Das Projekt DigiPro zeigt Möglichkeiten auf, wie individualisierte Mikrosysteme in Stückzahl 1 produziert werden können. Teilen Sie uns Ihre konkrete Idee für ein individualisiertes Mikrosystem mit. Mehr erfahren

Laserdirektstrukturierung von 3D-MID

Aufbau von räumlichen Schaltungsträgern mittels 3D-scannender Laserbearbeitung von Spritzgussbauteilen

Hagen Müller
Hahn-Schickard-Gesellschaft für angewandte Forschung e.V.

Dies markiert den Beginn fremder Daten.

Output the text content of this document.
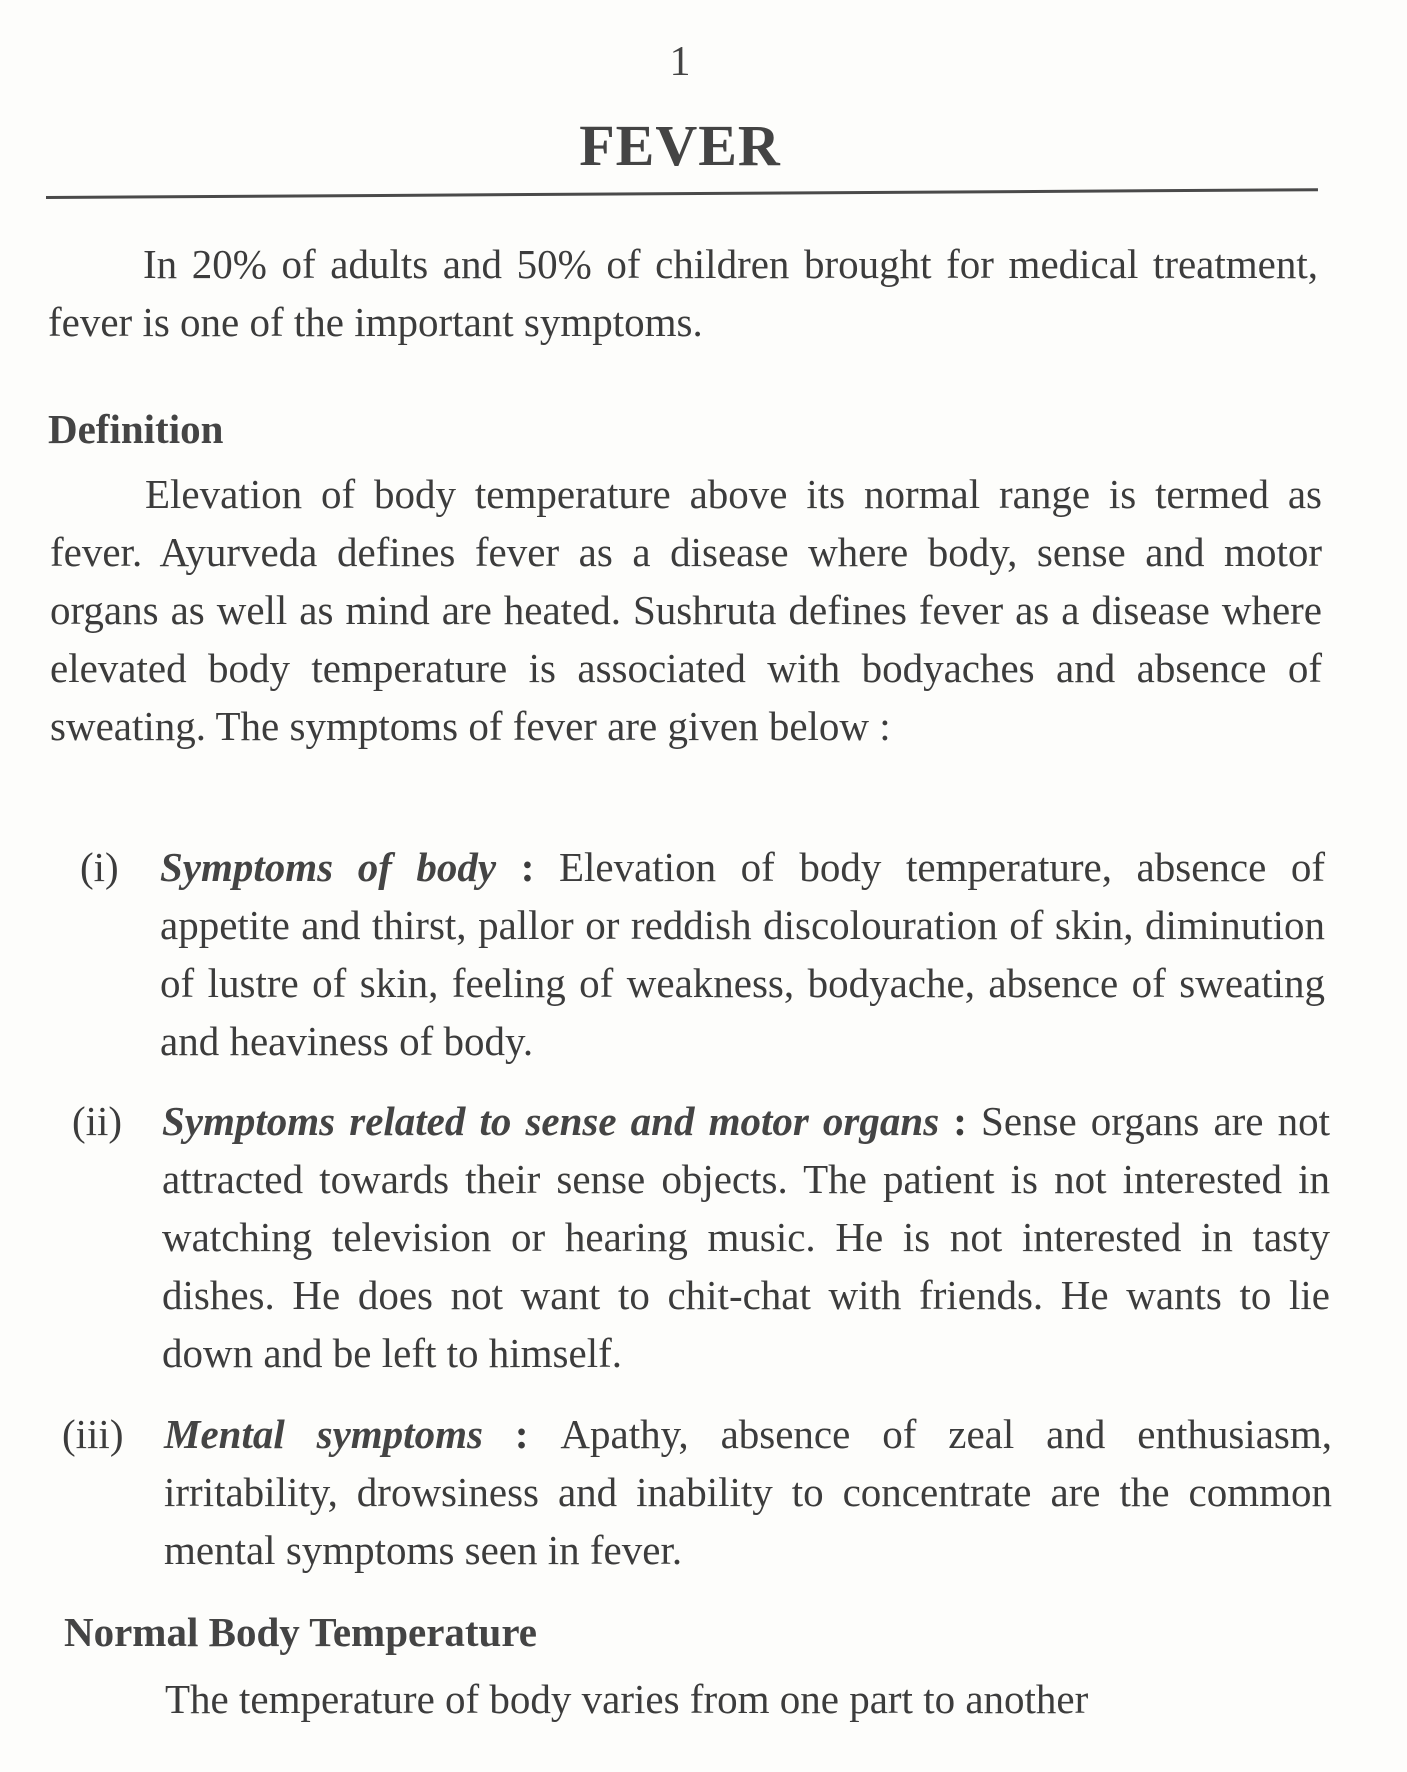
1
FEVER
In 20% of adults and 50% of children brought for medical treatment, fever is one of the important symptoms.
Definition
Elevation of body temperature above its normal range is termed as fever. Ayurveda defines fever as a disease where body, sense and motor organs as well as mind are heated. Sushruta defines fever as a disease where elevated body temperature is associated with bodyaches and absence of sweating. The symptoms of fever are given below :
(i) Symptoms of body : Elevation of body temperature, absence of appetite and thirst, pallor or reddish discolouration of skin, diminution of lustre of skin, feeling of weakness, bodyache, absence of sweating and heaviness of body.
(ii) Symptoms related to sense and motor organs : Sense organs are not attracted towards their sense objects. The patient is not interested in watching television or hearing music. He is not interested in tasty dishes. He does not want to chit-chat with friends. He wants to lie down and be left to himself.
(iii) Mental symptoms : Apathy, absence of zeal and enthusiasm, irritability, drowsiness and inability to concentrate are the common mental symptoms seen in fever.
Normal Body Temperature
The temperature of body varies from one part to another
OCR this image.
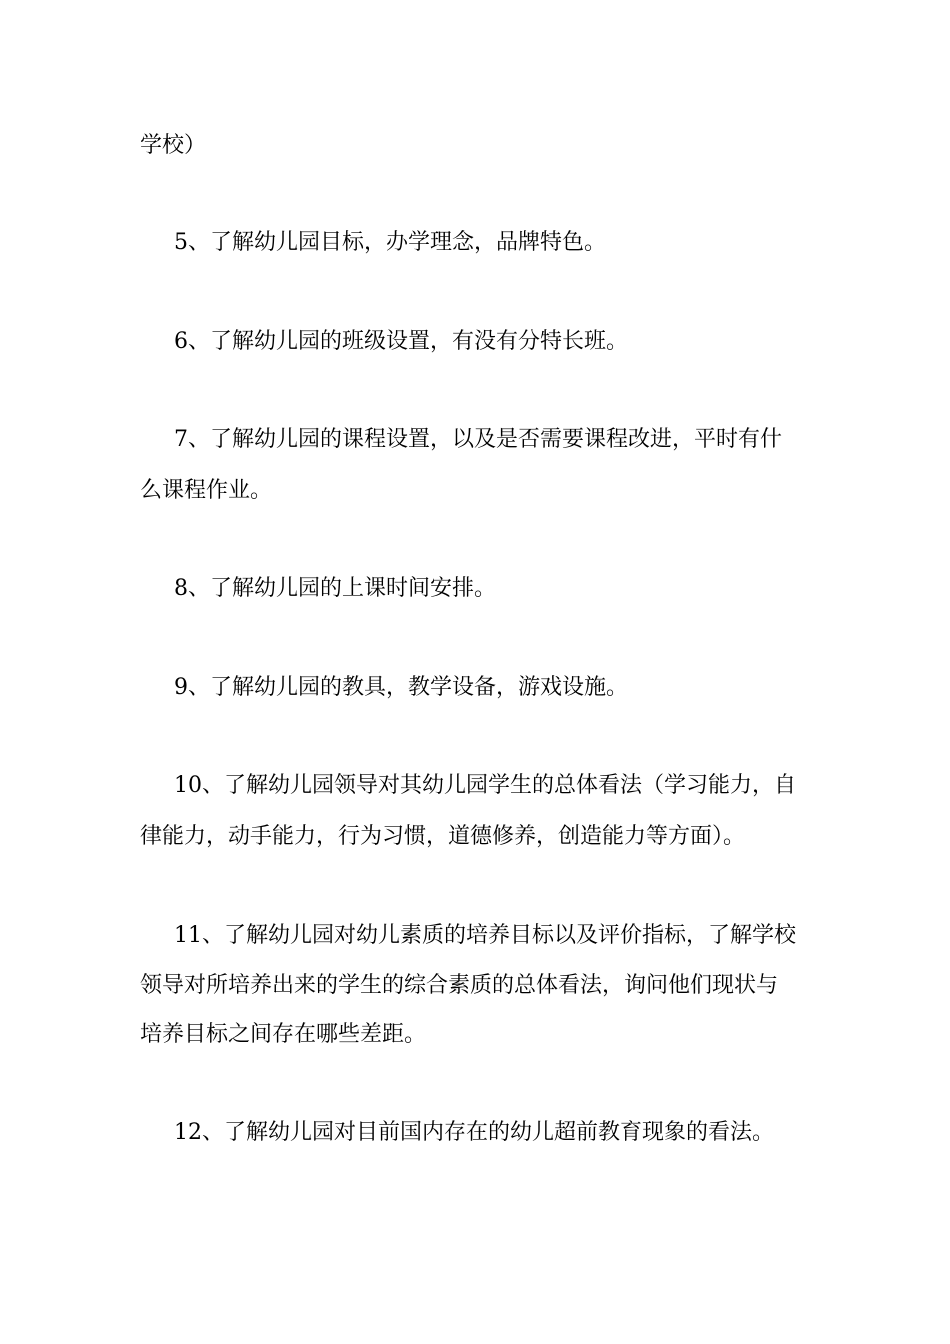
学校）

5、了解幼儿园目标，办学理念，品牌特色。

6、了解幼儿园的班级设置，有没有分特长班。

7、了解幼儿园的课程设置，以及是否需要课程改进，平时有什

么课程作业。

8、了解幼儿园的上课时间安排。

9、了解幼儿园的教具，教学设备，游戏设施。

10、了解幼儿园领导对其幼儿园学生的总体看法（学习能力，自

律能力，动手能力，行为习惯，道德修养，创造能力等方面）。

11、了解幼儿园对幼儿素质的培养目标以及评价指标，了解学校

领导对所培养出来的学生的综合素质的总体看法，询问他们现状与

培养目标之间存在哪些差距。

12、了解幼儿园对目前国内存在的幼儿超前教育现象的看法。
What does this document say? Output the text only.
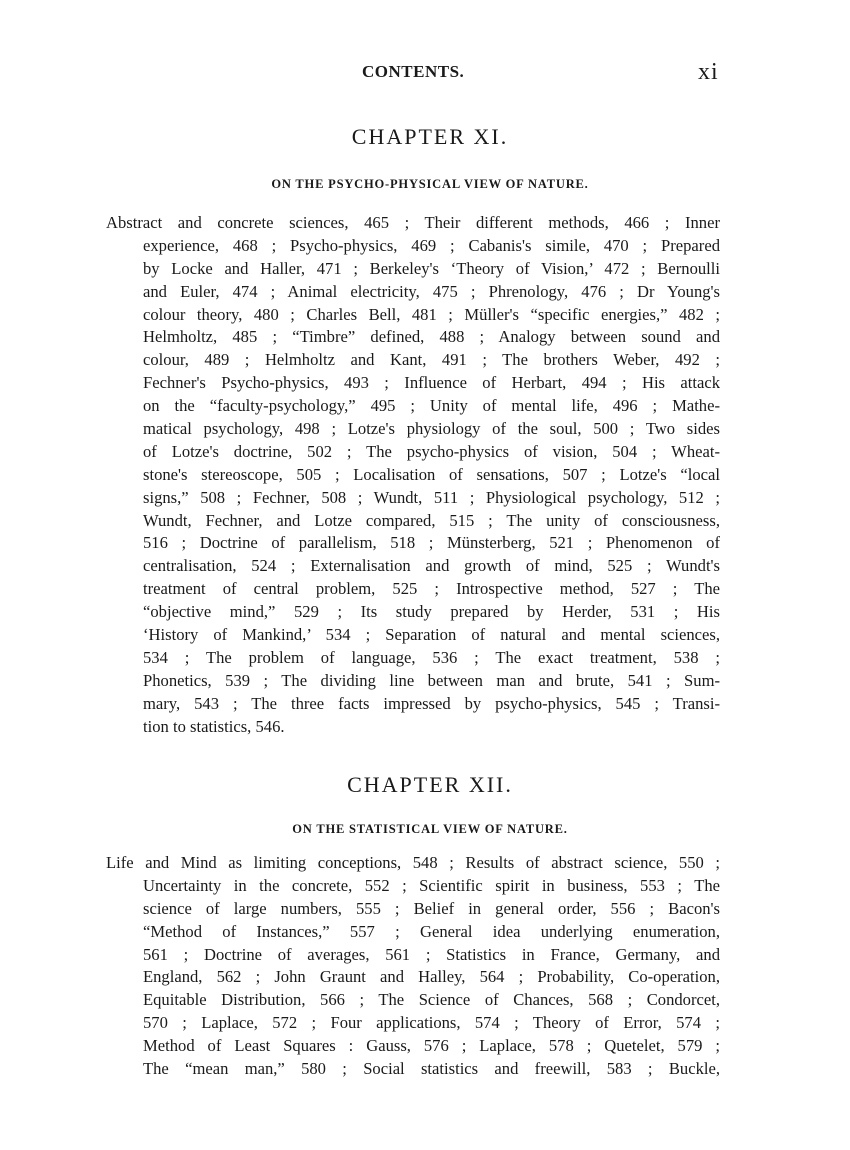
CONTENTS.	xi
CHAPTER XI.
ON THE PSYCHO-PHYSICAL VIEW OF NATURE.
Abstract and concrete sciences, 465 ; Their different methods, 466 ; Inner
experience, 468 ; Psycho-physics, 469 ; Cabanis's simile, 470 ; Prepared
by Locke and Haller, 471 ; Berkeley's ‘Theory of Vision,’ 472 ; Bernoulli
and Euler, 474 ; Animal electricity, 475 ; Phrenology, 476 ; Dr Young's
colour theory, 480 ; Charles Bell, 481 ; Müller's “specific energies,” 482 ;
Helmholtz, 485 ; “Timbre” defined, 488 ; Analogy between sound and
colour, 489 ; Helmholtz and Kant, 491 ; The brothers Weber, 492 ;
Fechner's Psycho-physics, 493 ; Influence of Herbart, 494 ; His attack
on the “faculty-psychology,” 495 ; Unity of mental life, 496 ; Mathe-
matical psychology, 498 ; Lotze's physiology of the soul, 500 ; Two sides
of Lotze's doctrine, 502 ; The psycho-physics of vision, 504 ; Wheat-
stone's stereoscope, 505 ; Localisation of sensations, 507 ; Lotze's “local
signs,” 508 ; Fechner, 508 ; Wundt, 511 ; Physiological psychology, 512 ;
Wundt, Fechner, and Lotze compared, 515 ; The unity of consciousness,
516 ; Doctrine of parallelism, 518 ; Münsterberg, 521 ; Phenomenon of
centralisation, 524 ; Externalisation and growth of mind, 525 ; Wundt's
treatment of central problem, 525 ; Introspective method, 527 ; The
“objective mind,” 529 ; Its study prepared by Herder, 531 ; His
‘History of Mankind,’ 534 ; Separation of natural and mental sciences,
534 ; The problem of language, 536 ; The exact treatment, 538 ;
Phonetics, 539 ; The dividing line between man and brute, 541 ; Sum-
mary, 543 ; The three facts impressed by psycho-physics, 545 ; Transi-
tion to statistics, 546.
CHAPTER XII.
ON THE STATISTICAL VIEW OF NATURE.
Life and Mind as limiting conceptions, 548 ; Results of abstract science, 550 ;
Uncertainty in the concrete, 552 ; Scientific spirit in business, 553 ; The
science of large numbers, 555 ; Belief in general order, 556 ; Bacon's
“Method of Instances,” 557 ; General idea underlying enumeration,
561 ; Doctrine of averages, 561 ; Statistics in France, Germany, and
England, 562 ; John Graunt and Halley, 564 ; Probability, Co-operation,
Equitable Distribution, 566 ; The Science of Chances, 568 ; Condorcet,
570 ; Laplace, 572 ; Four applications, 574 ; Theory of Error, 574 ;
Method of Least Squares : Gauss, 576 ; Laplace, 578 ; Quetelet, 579 ;
The “mean man,” 580 ; Social statistics and freewill, 583 ; Buckle,
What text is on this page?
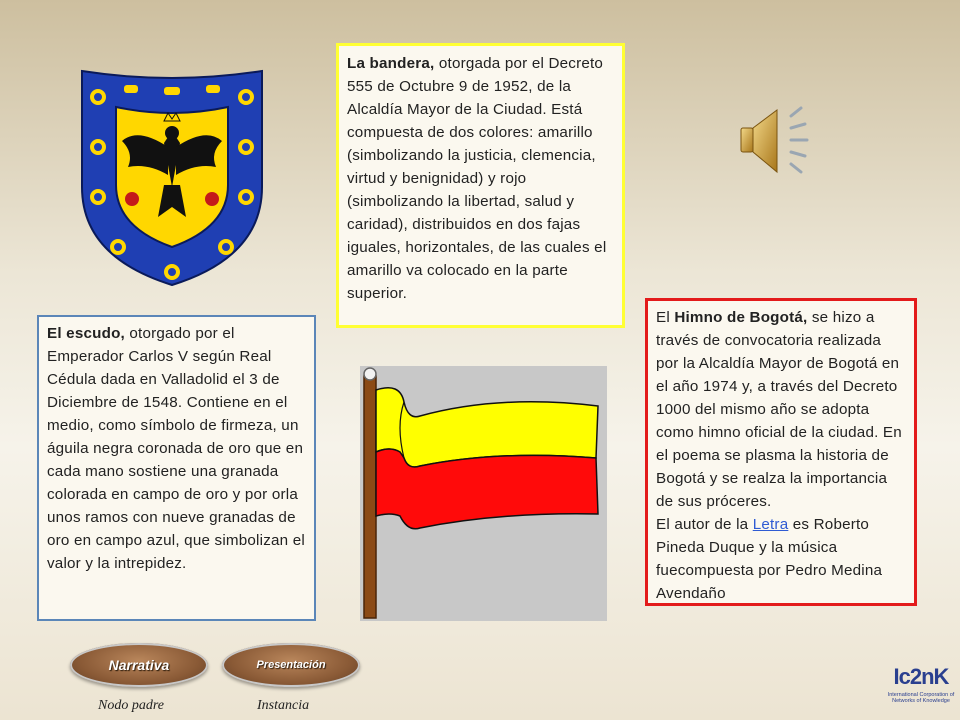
La bandera, otorgada por el Decreto 555 de Octubre 9 de 1952, de la Alcaldía Mayor de la Ciudad. Está compuesta de dos colores: amarillo (simbolizando la justicia, clemencia, virtud y benignidad) y rojo (simbolizando la libertad, salud y caridad), distribuidos en dos fajas iguales, horizontales, de las cuales el amarillo va colocado en la parte superior.
El escudo, otorgado por el Emperador Carlos V según Real Cédula dada en Valladolid el 3 de Diciembre de 1548. Contiene en el medio, como símbolo de firmeza, un águila negra coronada de oro que en cada mano sostiene una granada colorada en campo de oro y por orla unos ramos con nueve granadas de oro en campo azul, que simbolizan el valor y la intrepidez.
El Himno de Bogotá, se hizo a través de convocatoria realizada por la Alcaldía Mayor de Bogotá en el año 1974 y, a través del Decreto 1000 del mismo año se adopta como himno oficial de la ciudad. En el poema se plasma la historia de Bogotá y se realza la importancia de sus próceres.
El autor de la Letra es Roberto Pineda Duque y la música fuecompuesta por Pedro Medina Avendaño
Narrativa	Presentación
Nodo padre	Instancia
Ic2nK
International Corporation of Networks of Knowledge
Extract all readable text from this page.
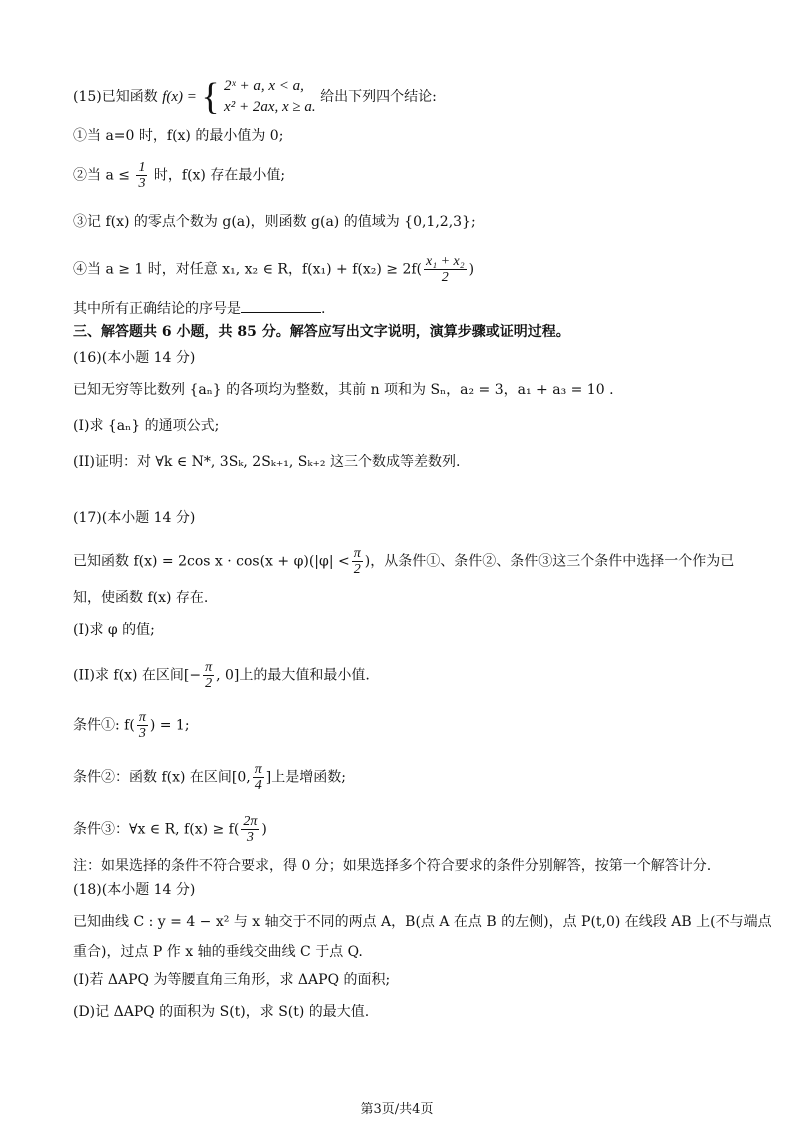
(15)已知函数 f(x) = { 2ˣ + a, x < a,
x² + 2ax, x ≥ a.
给出下列四个结论:
①当 a=0 时，f(x) 的最小值为 0;
②当 $a \le \frac{1}{3}$ 时，f(x) 存在最小值;
③记 f(x) 的零点个数为 g(a)，则函数 g(a) 的值域为 {0,1,2,3};
④当 a ≥ 1 时，对任意 x₁, x₂ ∈ R，$f(x_1) + f(x_2) \ge 2f( \frac{\text{x₁ + x₂}}{2}$ )
其中所有正确结论的序号是	.
三、解答题共 6 小题，共 85 分。解答应写出文字说明，演算步骤或证明过程。
(16)(本小题 14 分)
已知无穷等比数列 {aₙ} 的各项均为整数，其前 n 项和为 Sₙ，a₂ = 3，a₁ + a₃ = 10 .
(I)求 {aₙ} 的通项公式;
(II)证明：对 ∀k ∈ N*, 3Sₖ, 2Sₖ₊₁, Sₖ₊₂ 这三个数成等差数列.
(17)(本小题 14 分)
已知函数 f(x) = 2cos $x \cdot \cos(x + \varphi)(|\varphi| < \frac{\pi}{2}$ )，从条件①、条件②、条件③这三个条件中选择一个作为已
知，使函数 f(x) 存在.
(I)求 φ 的值;
(II)求 f(x) 在区间[− $\frac{\pi}{2}$ , 0]上的最大值和最小值.
条件①: $f( \frac{\pi}{3}$ ) = 1;
条件②：函数 f(x) 在区间[0, $\frac{\pi}{4}$ ]上是增函数;
条件③：∀x ∈ R, $f(x) \ge f( \frac{2\pi}{3}$ )
注：如果选择的条件不符合要求，得 0 分；如果选择多个符合要求的条件分别解答，按第一个解答计分.
(18)(本小题 14 分)
已知曲线 C : y = 4 − x² 与 x 轴交于不同的两点 A，B(点 A 在点 B 的左侧)，点 P(t,0) 在线段 AB 上(不与端点
重合)，过点 P 作 x 轴的垂线交曲线 C 于点 Q.
(I)若 ΔAPQ 为等腰直角三角形，求 ΔAPQ 的面积;
(D)记 ΔAPQ 的面积为 S(t)，求 S(t) 的最大值.
第3页/共4页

Der starke Trend zur Miniaturisierung und Funktionsintegration bei elektronischen Schaltungsträgern für breitgefächerte Anwendungsfelder wie z.B. Medizintechnik oder Automobiltechnik wird durch die kontinuierliche Verbesserung der Herstellungstechnologien ermöglicht. Ein Beispiel sind hierfür die vielfältigen technologischen Möglichkeiten der MID Technik (Molded Interconnect Device). Insbesondere sind laserbasierte Strukturierungstechnologien kombiniert mit selektiver Metallisierung für die Herstellung miniaturisierter Räumlicher Elektronik geeignet. Zum einen ermöglicht die Verwendung eines kleinen Laserfokusdurchmessers kombiniert mit geeigneten Substraten die Realisierung kleinster Leiterstrukturen. Zum anderen sind mittels spritzgusstechnischer Herstellung der Bauteile und deren Strukturierung mit 3D-scannenden Lasersystemen Leiterbahnlayouts auf 3D Freiformflächen realisierbar.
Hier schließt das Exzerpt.